Conselho Universitário da Uniban.

A foto acima é a encenação de um apedrejamento no Irã. Bem que poderia ser uma foto da reunião do Conselho Universitário, que " é o órgão colegiado de maior destaque na estrutura administrativa da UNIBAN, com poderes de decisão sobre questões relacionadas ao patrimônio moral e cultural da Universidade...", que expulsou a aluna que ousou usar uma minissaia nas suas dependências.

Cabeça de juiz.

Gilmar Mendes, presidente do Supremo Tribunal Federal, deverá ter o voto de desempate, decidindo se o assassino italiano Cesare Battisti será ou não extraditado para pagar pelos seus crimes no país que o pariu.
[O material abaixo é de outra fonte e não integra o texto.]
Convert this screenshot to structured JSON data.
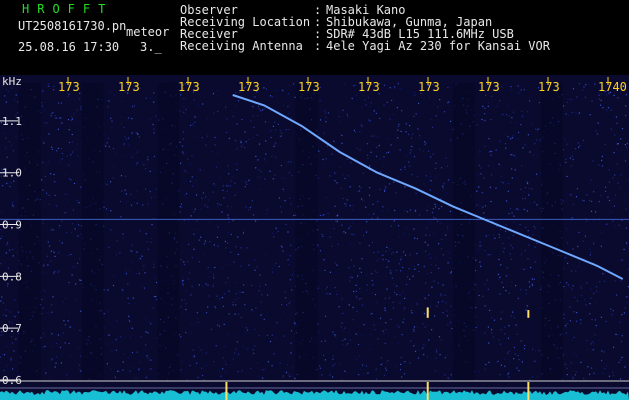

É um julgamento diferente, que não tem maiores impactos internos. Assim como o caso dos boxeadores cubanos, será lembrado de quando em vez, no futuro. No entanto, é uma oportunidade e tanto para que o ministro limpe a sua barra com a esquerda brasileira, que o tem demonizado. Gilmar Mendes, em alguns momentos, tem mostrado que pode vir a se aventurar em uma "quadra política", como diria o seu colega que fala com um ovo na boca, Marco Aurélio de Mello. Seria capaz o presidente do STF de libertar um assassino para ganhar a simpatia da esquerda brasileira, que tanto o odeia?

Máfia brasileira.

A máfia, como primeiro aviso, sequestrava um familiar: um irmão, por exemplo. Com isso, obrigava o policial a entrar no esquema, tornando-o um aliado, à base de chantagem e ameaças. O Estadão noticia que pegaram o irmão do presidente do TCU, que trabalhava na Funasa do Ceará, em um esquema de obras superfaturadas e de lobby. A máfia brasileira precisa acelerar o seu programa. Ou os fornecedores começarão a gritar.